ARM, the British multinational semiconductor company, have just announced their forthcoming ARMv8 microprocessor architecture, the first of their architectures to incorporate a 64-bit instruction set.
ARM have been steadily growing in the microprocessor market ever since the days of the Acorn Archimedes (released in 1987 (old-computers.com, 2011)). Since then, their processors have been used in mobile phones, routers, modems, tablets, music players (including the iPod), hand-held consoles (including the Nintendo DS) etc. Their processors are so widely used that many common operating systems have versions capable of running on them (for example, Linux, iOS, Android) and Microsoft have recently announced that Windows 8 will ship with support for these later ARM processors (Bloomberg, 2011).
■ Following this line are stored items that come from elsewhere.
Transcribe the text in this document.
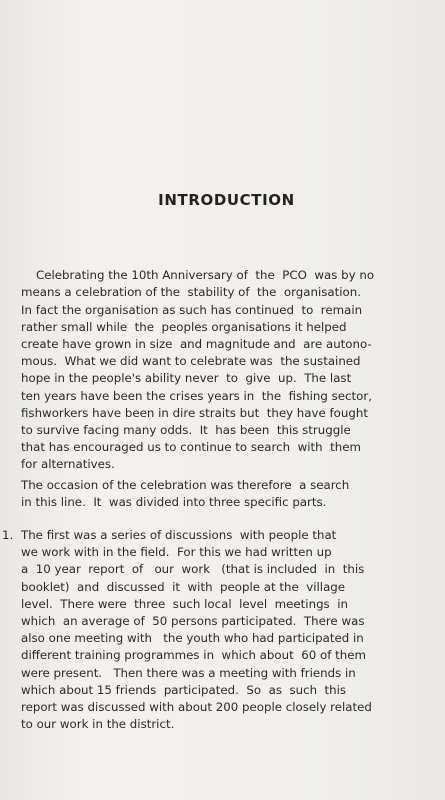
INTRODUCTION

Celebrating the 10th Anniversary of  the  PCO  was by no
means a celebration of the  stability of  the  organisation.
In fact the organisation as such has continued  to  remain
rather small while  the  peoples organisations it helped
create have grown in size  and magnitude and  are autono-
mous.  What we did want to celebrate was  the sustained
hope in the people's ability never  to  give  up.  The last
ten years have been the crises years in  the  fishing sector,
fishworkers have been in dire straits but  they have fought
to survive facing many odds.  It  has been  this struggle
that has encouraged us to continue to search  with  them
for alternatives.

The occasion of the celebration was therefore  a search
in this line.  It  was divided into three specific parts.

1. The first was a series of discussions  with people that
we work with in the field.  For this we had written up
a  10 year  report  of   our  work   (that is included  in  this
booklet)  and  discussed  it  with  people at the  village
level.  There were  three  such local  level  meetings  in
which  an average of  50 persons participated.  There was
also one meeting with   the youth who had participated in
different training programmes in  which about  60 of them
were present.   Then there was a meeting with friends in
which about 15 friends  participated.  So  as  such  this
report was discussed with about 200 people closely related
to our work in the district.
While 32-bit architecture is still prominent in the embedded and mobile market, desktop and server systems have now increasingly become 64-bit, offering addressing of much more system memory and faster execution. This new ARM architecture points to a significant advancement in the ARM product line. While their processors have long been dominating the mobile and embedded market, the announcement of this new architecture together with the backing of Microsoft with Windows 8 sees ARM preparing to enter into more direct competition with Intel for the desktop and server markets. ARM has stated that it expects to release the architecture designs early next year with prototypes not expected until 2014 (techworld.com.au, 2011).